R-Goodwill impairment

R-Goodwill impairment

Goodwill impairment

Goodwill non-impairment describes the absence of goodwill impairment losses in the accounting reports of a company. Despite the adoption of policies to govern goodwill amortization, a significant number of accounting experts have expressed their concerns on companies that are bypassing the set laws to manipulate their earnings. Accounting experts consider goodwill impaired if the value of an organisation’s goodwill assets decreases. A Company facing impaired goodwill may choose not to present any value or use accounting discretion to report a value lower than the accurate value. The FASB formulated standards that enforce accounting for acquired assets using the purchase method.

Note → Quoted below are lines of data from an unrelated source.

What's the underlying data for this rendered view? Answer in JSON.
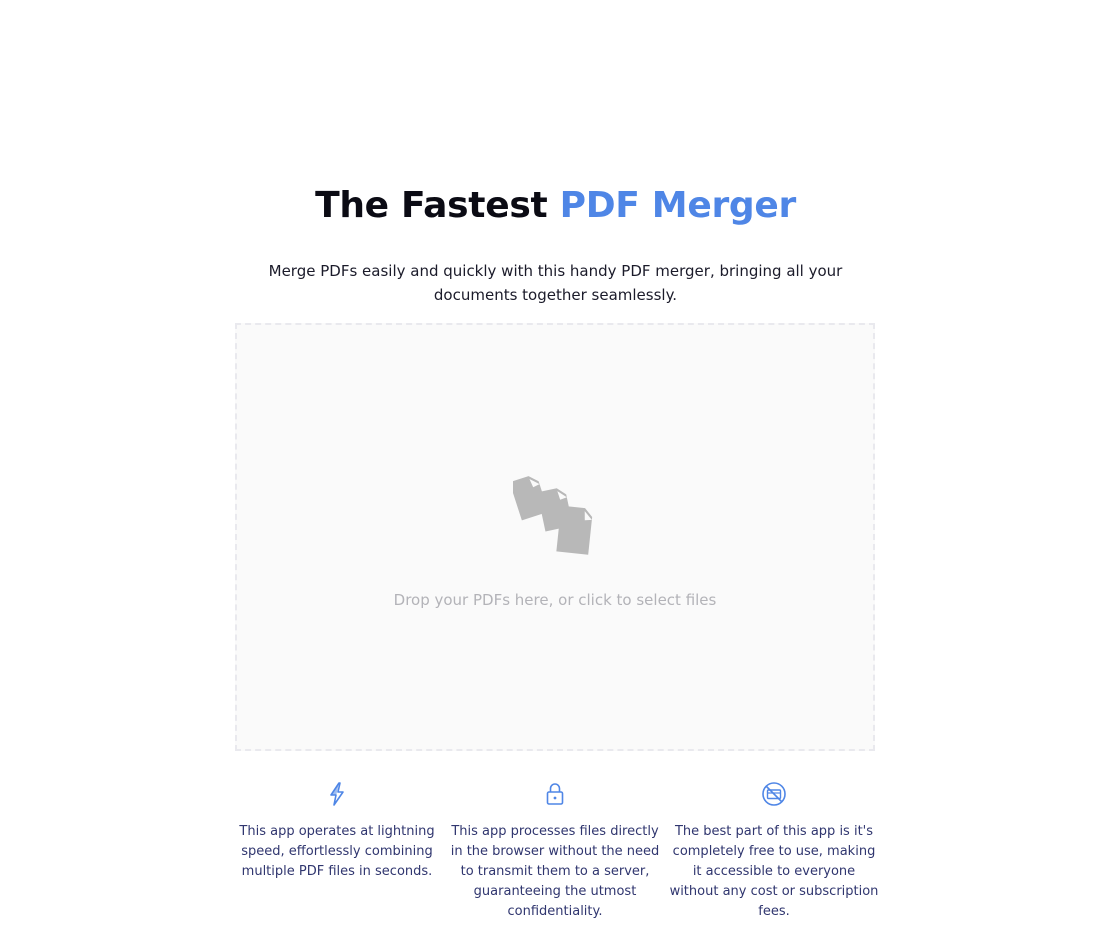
{
  "hero": {
    "title_plain": "The Fastest",
    "title_accent": "PDF Merger",
    "subtitle": "Merge PDFs easily and quickly with this handy PDF merger, bringing all your documents together seamlessly."
  },
  "dropzone": {
    "icon": "stacked-documents-icon",
    "text": "Drop your PDFs here, or click to select files"
  },
  "features": [
    {
      "icon": "lightning-icon",
      "text": "This app operates at lightning speed, effortlessly combining multiple PDF files in seconds."
    },
    {
      "icon": "lock-icon",
      "text": "This app processes files directly in the browser without the need to transmit them to a server, guaranteeing the utmost confidentiality."
    },
    {
      "icon": "no-cost-icon",
      "text": "The best part of this app is it's completely free to use, making it accessible to everyone without any cost or subscription fees."
    }
  ],
  "colors": {
    "accent": "#4f86e6",
    "feature_text": "#30366f",
    "dropzone_bg": "#fafafa",
    "dropzone_text": "#b3b3b8"
  }
}
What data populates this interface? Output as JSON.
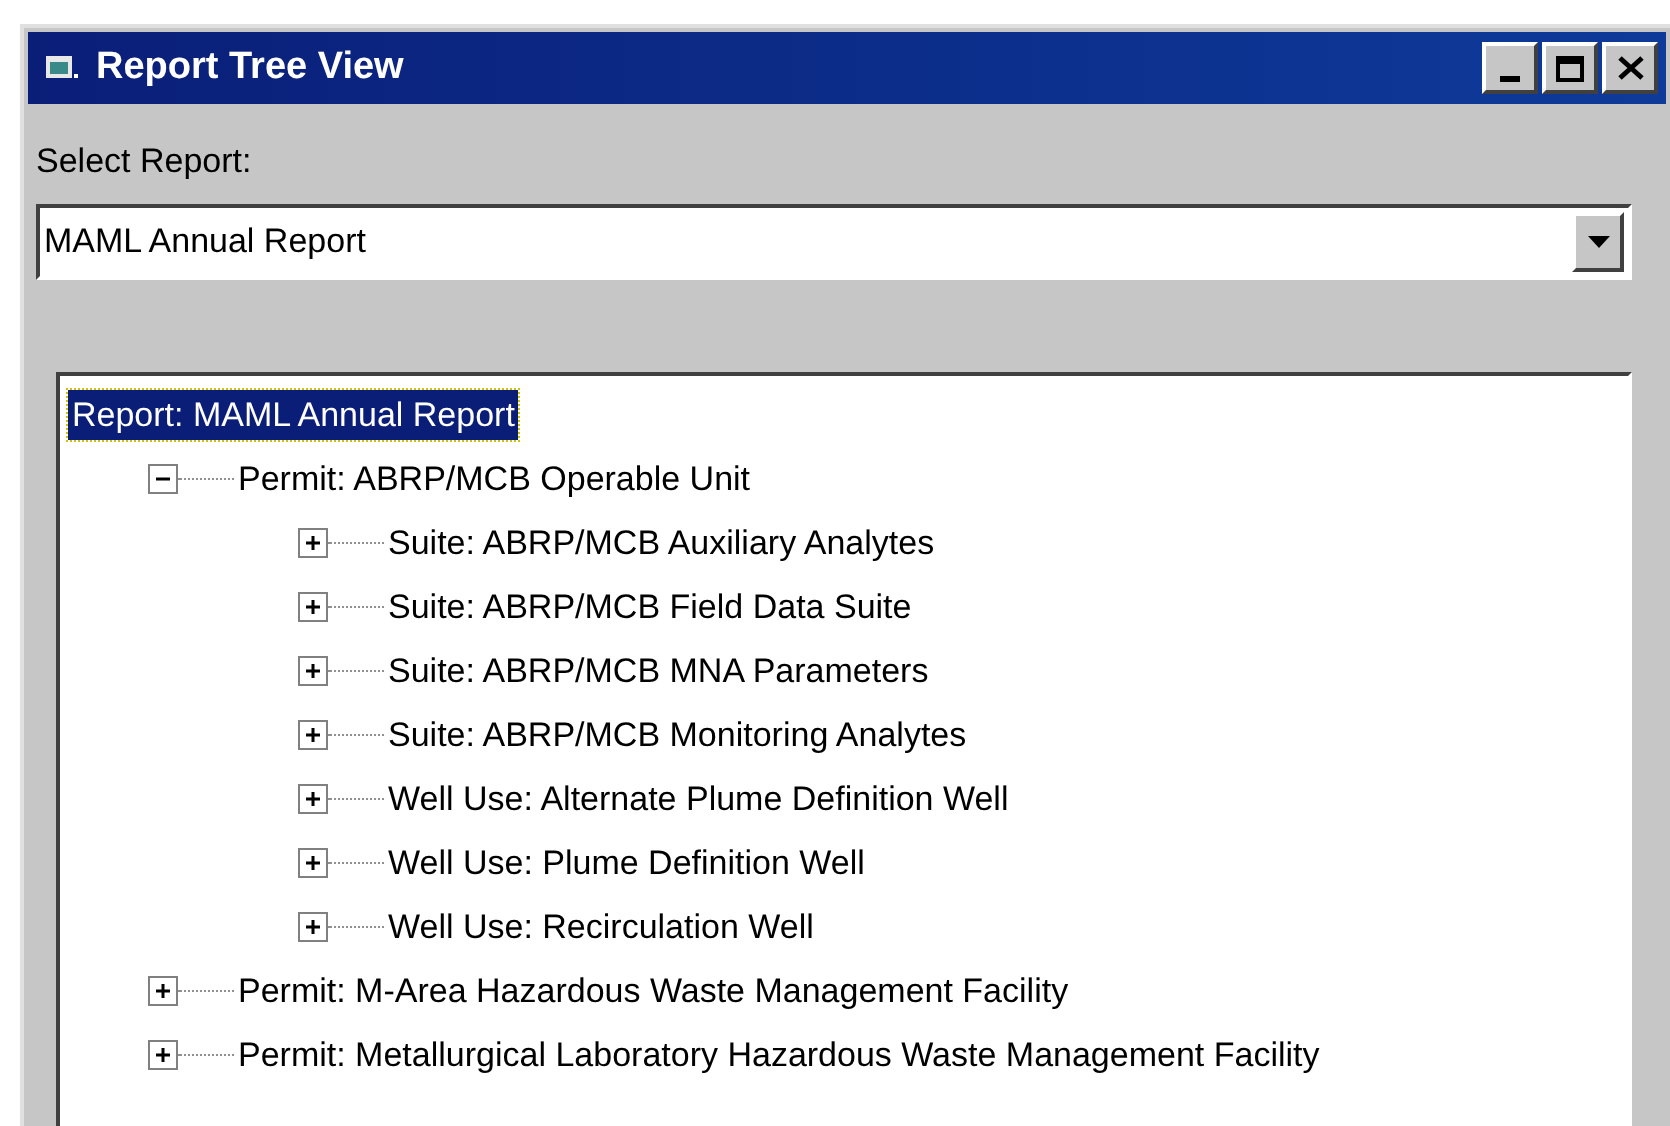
{
  "window": {
    "title": "Report Tree View"
  },
  "select_report": {
    "label": "Select Report:",
    "value": "MAML Annual Report"
  },
  "tree": [
    {
      "label": "Report: MAML Annual Report",
      "selected": true,
      "children": [
        {
          "label": "Permit: ABRP/MCB Operable Unit",
          "selected": false,
          "expanded": true,
          "children": [
            {
              "label": "Suite: ABRP/MCB Auxiliary Analytes",
              "selected": false,
              "expanded": false
            },
            {
              "label": "Suite: ABRP/MCB Field Data Suite",
              "selected": false,
              "expanded": false
            },
            {
              "label": "Suite: ABRP/MCB MNA Parameters",
              "selected": false,
              "expanded": false
            },
            {
              "label": "Suite: ABRP/MCB Monitoring Analytes",
              "selected": false,
              "expanded": false
            },
            {
              "label": "Well Use: Alternate Plume Definition Well",
              "selected": false,
              "expanded": false
            },
            {
              "label": "Well Use: Plume Definition Well",
              "selected": false,
              "expanded": false
            },
            {
              "label": "Well Use: Recirculation Well",
              "selected": false,
              "expanded": false
            }
          ]
        },
        {
          "label": "Permit: M-Area Hazardous Waste Management Facility",
          "selected": false,
          "expanded": false
        },
        {
          "label": "Permit: Metallurgical Laboratory Hazardous Waste Management Facility",
          "selected": false,
          "expanded": false
        }
      ]
    }
  ]
}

An analysis of accounting reports, case studies and surveys demonstrate that companies exploit the loopholes in goodwill non-impairment reporting to alter actual earnings.
The SFAS142 recommends that a company should evaluate the value of a reporting unit and compare it with the book value to determine the source of goodwill impairment. Accounting experts consider a goodwill impairment to have arisen if the declared fair value is less than the book value of the goodwill. Accounting for the average impairment losses helps to minimize the manipulation of the reported net income because a unit’s fair value depends on the company’s liquidity flow and economic forces. One key strategy in manipulating the reported net income is the alteration of the loss estimates because an auditor cannot confirm the estimated values. Companies report inflated earnings in order to avoid posting losses or reduced earnings. The managers in some companies may influence the magnitude of goodwill impairment to avoid a negative effect on their reputation. Companies may delay goodwill impairment records, even with the issuance of the exposure draft, to post higher earnings.